Meaning of Value Analysis

The purchasing manager conducts value analysis that aims mainly at achieving cost effectiveness and maintaining the required level of quality. Value analysis is an organized effort that studies in detail the ‘value’ of material. Value Analysis reviews the design changes with the objective of eliminating high cost materials and the materials that are technically obsolete and reducing the number of parts. After analyzing the functions and cost of material, the purchasing manager evaluates the possibilities of using the material.

Value Analysis

Value Analysis can be defined as a process of systematic review that is applied to existing  product designs in order to compare the function of the product required by a customer to  meet their requirements at the lowest cost consistent with the specified performance and  reliability needed.

The Value Analysis technique was developed after the Second World War in America at  General Electric during the late 1940s. Because of World War, there were shortages of skilled labor, raw materials, and component parts at GE. Lawrence D. Miles, Jerry Leftow, and Harry Erlicher at GE looked for acceptable substitutes. They noticed that these substitutions often reduced costs, improved product, or both. This led them to the discovery of a systematic process for cost reduction without compromising on the desired quality of products. They named their process as VALUE ANALYSIS. Since this time the basic Value Analysis approach has evolved and been supplemented with new techniques that have become available and have been integrated with the formal Value Analysis process. Today, Value Analysis is enjoying a renewed popularity as competitive pressures are forcing companies to re-examine their product ranges in an attempt to offer higher levels of customization without incurring high cost penalties. In parallel, many major corporations are using the Value Analysis process with their suppliers to extend the benefits of the approach throughout the supply chain. Businesses, big and small, will therefore benefit from understanding and applying the Value Analysis process. It is likely that those companies that do not take the time to develop this capability will face an uncertain future as the lessons and problems of the past are redesigned into the products of the future.

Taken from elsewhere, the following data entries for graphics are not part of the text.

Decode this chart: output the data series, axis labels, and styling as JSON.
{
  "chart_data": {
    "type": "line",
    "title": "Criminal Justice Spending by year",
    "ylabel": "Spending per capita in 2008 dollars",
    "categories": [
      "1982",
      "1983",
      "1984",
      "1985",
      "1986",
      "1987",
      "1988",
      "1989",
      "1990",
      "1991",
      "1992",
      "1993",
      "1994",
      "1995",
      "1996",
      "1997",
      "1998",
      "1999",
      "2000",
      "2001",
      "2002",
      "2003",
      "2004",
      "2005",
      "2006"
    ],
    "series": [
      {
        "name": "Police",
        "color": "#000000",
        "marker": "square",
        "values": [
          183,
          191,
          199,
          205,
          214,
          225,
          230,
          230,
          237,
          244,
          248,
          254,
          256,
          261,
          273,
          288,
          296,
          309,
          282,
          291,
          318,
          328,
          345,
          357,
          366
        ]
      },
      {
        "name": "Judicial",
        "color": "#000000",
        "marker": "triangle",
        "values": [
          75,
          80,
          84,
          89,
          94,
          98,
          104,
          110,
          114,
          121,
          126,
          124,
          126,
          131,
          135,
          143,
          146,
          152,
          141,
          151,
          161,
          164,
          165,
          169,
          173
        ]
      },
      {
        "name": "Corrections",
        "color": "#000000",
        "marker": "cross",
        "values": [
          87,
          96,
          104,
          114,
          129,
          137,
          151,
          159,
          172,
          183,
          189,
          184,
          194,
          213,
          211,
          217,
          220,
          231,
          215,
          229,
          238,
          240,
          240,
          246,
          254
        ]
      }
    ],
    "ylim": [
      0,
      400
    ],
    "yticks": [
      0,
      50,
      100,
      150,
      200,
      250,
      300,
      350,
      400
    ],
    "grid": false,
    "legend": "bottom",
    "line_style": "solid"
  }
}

“Techniques of Value Analysis and Engineering tells you why so much unnecessary cost exists in everything we do. . . how to identify, clarify, and separate costs which bear no relationship to customers needs or desires. . . how to place a dollars-and-cents value on different customer functions. . . how to divide a problem into “mind-sized” steps, each one of which is solvable and the sum of which solves the major problem.” – Lawrence D. Miles

Value Analysis evaluates the materials by seeking answers to the following questions:-

  • What is the function of the item?
  • Is it possible to run the system without the item?
  • Can the item be substituted with a standard part?
  • How much does the item cost?
  • How much does the substitute, if any, cost?
  • Can the functions performed by two or three materials be clubbed together and be replaced by any other material?

Value Analysis involves the coordinated efforts of the engineering, production and the purchasing personnel and helps in reviewing purchase activities to ensure that expenditures result in the receipt of appropriate value.

Value Analysis is considered to be a process, as opposed to a simple technique, because it is both an organized approach to improving the profitability of product applications and it utilizes many different techniques in order to achieve this objective.

The step by step procedure of Value Analysis is given below:

  1. Examine all the products/materials that are being reordered and identify each product/material that needs an improvement.
  2. Gather all possible information about the designs, costs and so forth of the product.
  3. Form a team that includes experts from various functional areas that are related to the functions performed by the material.
  4. Generate alternatives by generating new ides and evaluate different ways of accomplishing the task.
  5. Evaluate the alternatives on criteria like cost and feasibility and eliminate the non feasible alternatives.
  6. Refine the feasible alternatives and select the optimal one.